La réalisatrice ne voulait pas faire un documentaire d’observation mais réinventer la fiction, co-créer. Se raconter autrement en passant par l’ouverture entre elle et le personnage principal d’un espace de jeu. En ce sens, l’expérience est hybride tout comme le scénario et les discussions avec sa famille. Aussi, l’équipe de tournage a évolué en fonction des éléments tournés. Elle dévoile qu’elle a dû retourner seule en Colombie pour capter des images complémentaires pour son film. Terminer le tournage c’était ancrer le scénario sur la liberté des acteurs dans leur façon de s’exprimer. Ainsi elle perçoit son film comme un trompe l’œil car il peut être pris pour un documentaire d’observation. La création se trouve en tension entre une co-construction hybride où jeu et ethnographie se retrouvent enracinés dans la fiction des acteurs « naturels ».
Violence et féminité depuis la Colombie à travers le regard de la cinéaste :
Cette période de violence qu’a traversé la Colombie, la réalisatrice la ressentait depuis le début et elle l’utilise en affirmant au sein des images l’idée que le personnel et l’intime est forcément politique. Cette question traverse le film par l’idée même du traumatisme psychique. En effet, dans le processus thérapeutique de plusieurs personnages, les tensions sociales se ressentent. « Les corps et les esprits se retrouvent face à la maladie ». La violence, bien réelle, qui infuse la vie quotidienne des colombiens, devait être évoquée dans cette fiction sans aliéner pour autant les narrations familiales.

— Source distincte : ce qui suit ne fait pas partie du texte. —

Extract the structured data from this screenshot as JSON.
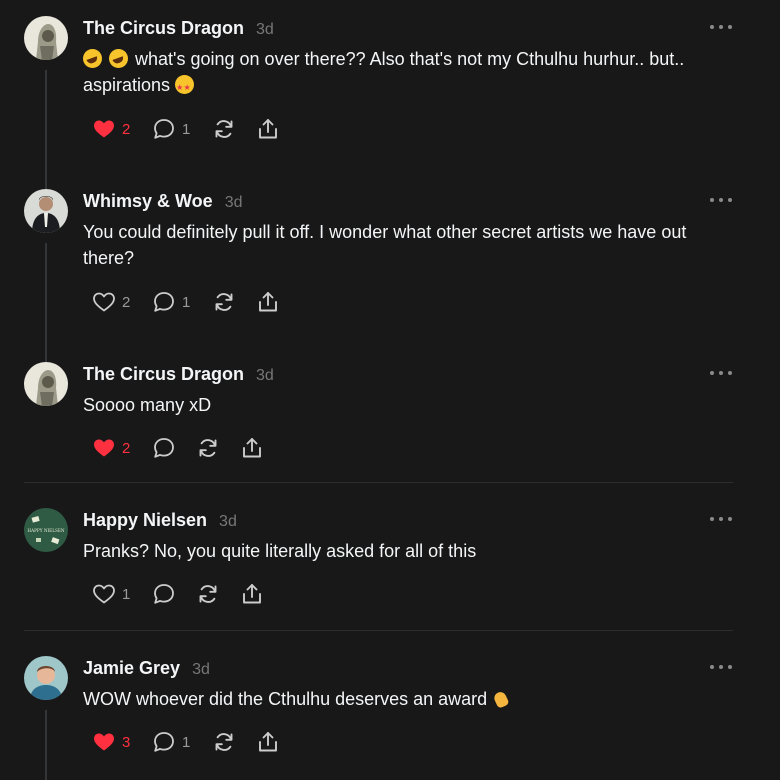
{
  "posts": [
    {
      "username": "The Circus Dragon",
      "time": "3d",
      "text_parts": [
        "what's going on over there?? Also that's not my Cthulhu hurhur.. but.. aspirations"
      ],
      "likes": "2",
      "liked": true,
      "replies": "1"
    },
    {
      "username": "Whimsy & Woe",
      "time": "3d",
      "text": "You could definitely pull it off. I wonder what other secret artists we have out there?",
      "likes": "2",
      "liked": false,
      "replies": "1"
    },
    {
      "username": "The Circus Dragon",
      "time": "3d",
      "text": "Soooo many xD",
      "likes": "2",
      "liked": true,
      "replies": ""
    },
    {
      "username": "Happy Nielsen",
      "time": "3d",
      "text": "Pranks? No, you quite literally asked for all of this",
      "likes": "1",
      "liked": false,
      "replies": ""
    },
    {
      "username": "Jamie Grey",
      "time": "3d",
      "text": "WOW whoever did the Cthulhu deserves an award",
      "likes": "3",
      "liked": true,
      "replies": "1"
    }
  ],
  "avatar_text": {
    "happy_nielsen": "HAPPY NIELSEN"
  },
  "icons": {
    "like": "heart-icon",
    "reply": "reply-icon",
    "repost": "repost-icon",
    "share": "share-icon",
    "more": "more-icon",
    "emojis": [
      "rofl-emoji",
      "starstruck-emoji",
      "clap-emoji"
    ]
  },
  "colors": {
    "background": "#181818",
    "text": "#f3f5f7",
    "muted": "#777777",
    "liked": "#ff3040",
    "icon": "#cccccc"
  }
}
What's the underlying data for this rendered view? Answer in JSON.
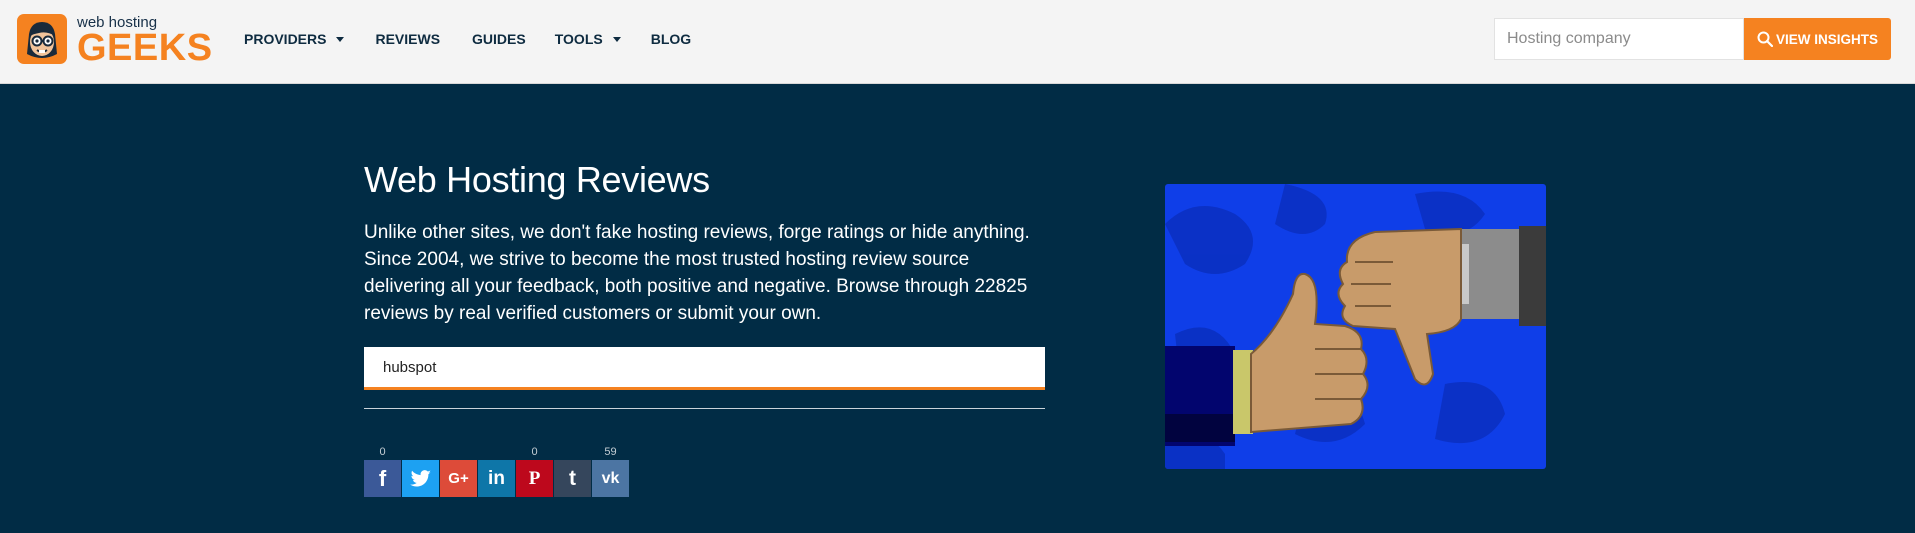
{
  "header": {
    "logo_small": "web hosting",
    "logo_big": "GEEKS",
    "nav": [
      {
        "label": "PROVIDERS",
        "dropdown": true
      },
      {
        "label": "REVIEWS",
        "dropdown": false
      },
      {
        "label": "GUIDES",
        "dropdown": false
      },
      {
        "label": "TOOLS",
        "dropdown": true
      },
      {
        "label": "BLOG",
        "dropdown": false
      }
    ],
    "search_placeholder": "Hosting company",
    "insights_label": "VIEW INSIGHTS"
  },
  "hero": {
    "title": "Web Hosting Reviews",
    "description": "Unlike other sites, we don't fake hosting reviews, forge ratings or hide anything. Since 2004, we strive to become the most trusted hosting review source delivering all your feedback, both positive and negative. Browse through 22825 reviews by real verified customers or submit your own.",
    "search_value": "hubspot"
  },
  "share": [
    {
      "name": "facebook",
      "glyph": "f",
      "count": "0",
      "color": "#3b5998"
    },
    {
      "name": "twitter",
      "glyph": "t",
      "count": "",
      "color": "#1da1f2"
    },
    {
      "name": "google-plus",
      "glyph": "G+",
      "count": "",
      "color": "#dd4b39"
    },
    {
      "name": "linkedin",
      "glyph": "in",
      "count": "",
      "color": "#0e76a8"
    },
    {
      "name": "pinterest",
      "glyph": "P",
      "count": "0",
      "color": "#bd081c"
    },
    {
      "name": "tumblr",
      "glyph": "t",
      "count": "",
      "color": "#35465c"
    },
    {
      "name": "vk",
      "glyph": "vk",
      "count": "59",
      "color": "#4c75a3"
    }
  ],
  "colors": {
    "accent": "#f58220",
    "hero_bg": "#012c45",
    "nav_text": "#0e2b40"
  }
}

Conclusion, l’expérience complexe de la part d’ombre dans la fiction
« Plusieurs choses n’ont pas vocation à être dites ». Dans sa façon de faire et parce qu’elle vient d’un champ culturel où la construction du récit contemporain cherche des formes circulaires de narration, la réalisatrice invite le spectateur à se laisser porter par les propositions expérimentales parfois opaques, dont il fait partie. Le spectateur intègre l’œuvre, s’y perd, s’y retrouve, mais surtout, il s’engage avec Laura Huerta Millán à faire partie des relations complexes que produit l’humanité.